九州電力の川内原発=1月、鹿児島県薩摩川内市【拡大】
原子力規制委員会が16日、九州電力川内(せんだい)原発1、2号機(鹿児島県)の「審査書案」を了承したことで、川内原発は再稼働へ向け動き出すことになった。経済活性化に向けて地元からは歓迎の声が上がっているが、なおも安全性を不安視する住民もいる。新規制基準の「合格第1号」に、ほかの原発立地地域も今後の動向を注視している。
宿泊客の激減限界
「九電が審査合格のため積み上げてきた努力の結果だ。うれしいの一言」。薩摩川内市ホテル旅館組合の福山大作組合長(63)は喜びを隠さない。
宿泊客の大半は原発関係者だったが、東日本大震災後、再稼働の見通しが立たず宿泊客は激減。3年間で加盟していた旅館3軒が倒産した。「我慢を重ね、皆でなんとかここまでやってきた。早く再稼働の手続きを進めてもらいたい。本音としては『明日にでも再稼働』だ」と話した。

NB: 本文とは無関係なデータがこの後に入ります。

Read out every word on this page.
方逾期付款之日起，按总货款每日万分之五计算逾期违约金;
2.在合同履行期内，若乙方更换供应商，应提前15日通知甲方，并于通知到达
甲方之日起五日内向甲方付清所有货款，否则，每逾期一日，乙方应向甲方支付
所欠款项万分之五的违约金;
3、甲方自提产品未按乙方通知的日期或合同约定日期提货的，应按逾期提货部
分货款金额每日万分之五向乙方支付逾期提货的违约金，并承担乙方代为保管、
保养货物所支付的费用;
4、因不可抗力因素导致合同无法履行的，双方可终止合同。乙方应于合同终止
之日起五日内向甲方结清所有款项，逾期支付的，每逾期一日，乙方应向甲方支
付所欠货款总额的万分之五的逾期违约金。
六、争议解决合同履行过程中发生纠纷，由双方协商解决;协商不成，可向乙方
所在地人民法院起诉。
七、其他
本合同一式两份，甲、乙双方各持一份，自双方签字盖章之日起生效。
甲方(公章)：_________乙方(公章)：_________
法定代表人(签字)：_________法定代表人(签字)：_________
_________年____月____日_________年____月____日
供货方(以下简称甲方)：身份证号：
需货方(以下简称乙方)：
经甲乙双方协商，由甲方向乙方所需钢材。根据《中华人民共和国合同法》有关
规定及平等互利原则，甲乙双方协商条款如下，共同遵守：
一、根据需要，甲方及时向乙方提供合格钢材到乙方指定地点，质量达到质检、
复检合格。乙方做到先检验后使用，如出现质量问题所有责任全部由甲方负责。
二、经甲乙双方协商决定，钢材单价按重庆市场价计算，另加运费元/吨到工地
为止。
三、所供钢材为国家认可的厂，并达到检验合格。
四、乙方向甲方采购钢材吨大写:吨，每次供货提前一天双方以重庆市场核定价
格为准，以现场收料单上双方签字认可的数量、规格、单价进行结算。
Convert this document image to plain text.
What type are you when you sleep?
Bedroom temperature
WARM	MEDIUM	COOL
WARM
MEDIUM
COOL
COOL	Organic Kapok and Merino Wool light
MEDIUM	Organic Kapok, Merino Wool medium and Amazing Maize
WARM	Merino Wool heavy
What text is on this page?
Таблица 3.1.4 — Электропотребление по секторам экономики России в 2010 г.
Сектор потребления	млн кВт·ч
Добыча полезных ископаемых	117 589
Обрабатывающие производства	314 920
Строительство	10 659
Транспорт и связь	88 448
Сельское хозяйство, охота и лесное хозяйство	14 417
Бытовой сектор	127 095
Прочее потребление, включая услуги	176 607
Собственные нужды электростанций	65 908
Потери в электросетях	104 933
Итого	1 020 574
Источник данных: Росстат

薩摩川内市の岩切秀雄市長は16日の記者会見で「国が決めた基準で審査した結果なので安全だと思う」と述べ、原発の安全性が担保されたとの認識を示した。
「対策追いつくか」
今後、再稼働の実現には地元同意というハードルが残る。
川内原発から半径30キロ圏内に住む日置(ひおき)市の自営業、町田博文さん(63)は「天災は計り知れないことが起こり得る」と安全性を懸念する。30キロ圏に一部地域が入るさつま町の担当者は「まだまだクリアする課題は多い。国の計画に合わせて頑張って対策を進めるしかないが、追いつくだろうか」と漏らした。